It's like summer here in San Francisco this past week. I think it's been hitting the seventies at high noon. It's like summer but without the summery optimism. Just got thru new year, which always carry with it a heavy dose of melancholy. Melancholy for another year lost and for another year that seems no better than the last. There is of course always the urge to change, but even greater is the urge to stay the same. It takes an insurmountable effort to change, and I don't believe it's in me. And the new year always makes me reflect on this. Whenever I take stock, I always come up short, as if someone has been skimming the fat behind my back. Nightly he comes and steals from right under me.
So here I am, standing in a train in the middle of January, sweating under my hoodie and jacket, watching the passing platforms. I wonder sometimes how is it that my fellow passengers go about their business, how they get along so swimmingly, how they progress from one stage of life to the next as if everything is on auto pilot, how is it that my life does not have this mechanism.

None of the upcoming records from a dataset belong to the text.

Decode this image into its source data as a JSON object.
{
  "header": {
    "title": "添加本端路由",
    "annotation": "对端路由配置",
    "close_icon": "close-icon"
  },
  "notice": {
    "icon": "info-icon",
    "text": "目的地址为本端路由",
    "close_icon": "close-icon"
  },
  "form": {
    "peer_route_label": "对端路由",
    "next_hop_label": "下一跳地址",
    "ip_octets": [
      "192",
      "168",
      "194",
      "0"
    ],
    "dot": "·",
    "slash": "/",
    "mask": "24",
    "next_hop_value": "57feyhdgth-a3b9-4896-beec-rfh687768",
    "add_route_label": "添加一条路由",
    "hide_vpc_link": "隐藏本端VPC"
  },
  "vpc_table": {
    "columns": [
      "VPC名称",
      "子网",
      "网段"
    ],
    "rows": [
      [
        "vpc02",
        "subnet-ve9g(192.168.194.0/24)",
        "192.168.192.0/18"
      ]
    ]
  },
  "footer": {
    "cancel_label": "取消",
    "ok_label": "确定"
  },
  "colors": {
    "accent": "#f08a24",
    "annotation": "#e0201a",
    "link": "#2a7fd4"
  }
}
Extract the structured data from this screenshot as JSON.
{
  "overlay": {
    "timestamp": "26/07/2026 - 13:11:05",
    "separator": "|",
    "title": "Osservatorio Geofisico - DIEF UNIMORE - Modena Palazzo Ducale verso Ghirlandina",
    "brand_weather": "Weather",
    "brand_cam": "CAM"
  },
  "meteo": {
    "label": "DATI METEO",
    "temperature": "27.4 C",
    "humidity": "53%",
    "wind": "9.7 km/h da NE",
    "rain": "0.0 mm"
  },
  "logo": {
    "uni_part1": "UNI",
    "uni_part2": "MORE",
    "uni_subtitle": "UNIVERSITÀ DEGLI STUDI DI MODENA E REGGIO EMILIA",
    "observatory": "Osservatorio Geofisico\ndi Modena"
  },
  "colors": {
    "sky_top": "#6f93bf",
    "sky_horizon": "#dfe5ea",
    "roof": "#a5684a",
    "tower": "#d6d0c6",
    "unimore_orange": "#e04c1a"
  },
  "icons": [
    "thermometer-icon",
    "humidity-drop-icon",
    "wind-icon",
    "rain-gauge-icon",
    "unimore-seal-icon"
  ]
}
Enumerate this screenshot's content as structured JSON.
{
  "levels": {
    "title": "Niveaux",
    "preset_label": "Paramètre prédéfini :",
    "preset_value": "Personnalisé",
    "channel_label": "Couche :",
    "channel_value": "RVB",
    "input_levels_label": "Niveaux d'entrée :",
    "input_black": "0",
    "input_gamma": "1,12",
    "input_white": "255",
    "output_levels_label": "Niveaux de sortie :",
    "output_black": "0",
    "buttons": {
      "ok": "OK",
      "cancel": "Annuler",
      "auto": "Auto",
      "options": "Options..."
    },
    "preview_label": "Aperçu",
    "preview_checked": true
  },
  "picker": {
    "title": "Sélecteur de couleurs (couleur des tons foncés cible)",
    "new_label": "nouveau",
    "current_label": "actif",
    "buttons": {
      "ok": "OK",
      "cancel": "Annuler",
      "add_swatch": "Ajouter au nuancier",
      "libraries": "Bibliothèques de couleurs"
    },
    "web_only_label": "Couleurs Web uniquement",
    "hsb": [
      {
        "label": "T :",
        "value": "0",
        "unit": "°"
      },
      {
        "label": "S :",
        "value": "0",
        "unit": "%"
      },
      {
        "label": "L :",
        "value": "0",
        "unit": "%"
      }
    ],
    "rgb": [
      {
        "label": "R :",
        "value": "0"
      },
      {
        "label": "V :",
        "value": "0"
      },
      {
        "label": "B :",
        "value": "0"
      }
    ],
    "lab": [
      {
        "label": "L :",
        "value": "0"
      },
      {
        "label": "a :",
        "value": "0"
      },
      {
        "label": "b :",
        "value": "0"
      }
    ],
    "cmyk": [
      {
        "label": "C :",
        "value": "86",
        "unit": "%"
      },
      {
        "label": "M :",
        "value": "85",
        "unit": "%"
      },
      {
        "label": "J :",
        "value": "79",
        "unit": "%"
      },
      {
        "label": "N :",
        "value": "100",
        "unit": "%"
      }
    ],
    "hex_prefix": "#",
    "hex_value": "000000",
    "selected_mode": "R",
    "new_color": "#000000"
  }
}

In a way it might be some consolation for me to believe that everyone is just trying harder than me and doing it a little better than me. At least then I can just put in more effort to get better results. But you see, I don't fundamentally believe that to be true. I think I am trying as hard as the average person out there on the train. I think I have better intention, greater desire, work harder, extend myself farther than generally the guy sitting next to me. I am just missing something, something unidentifiable to me. I have no freaking idea what that something is. Maybe it's just plain dumb luck. Whatever it is, it's got me stuck in neutral. It's kicked me in the ass. It's got me bowed over. It's making me hate new year's, particularly a new year disguising itself as summer but really is frigid to the bone.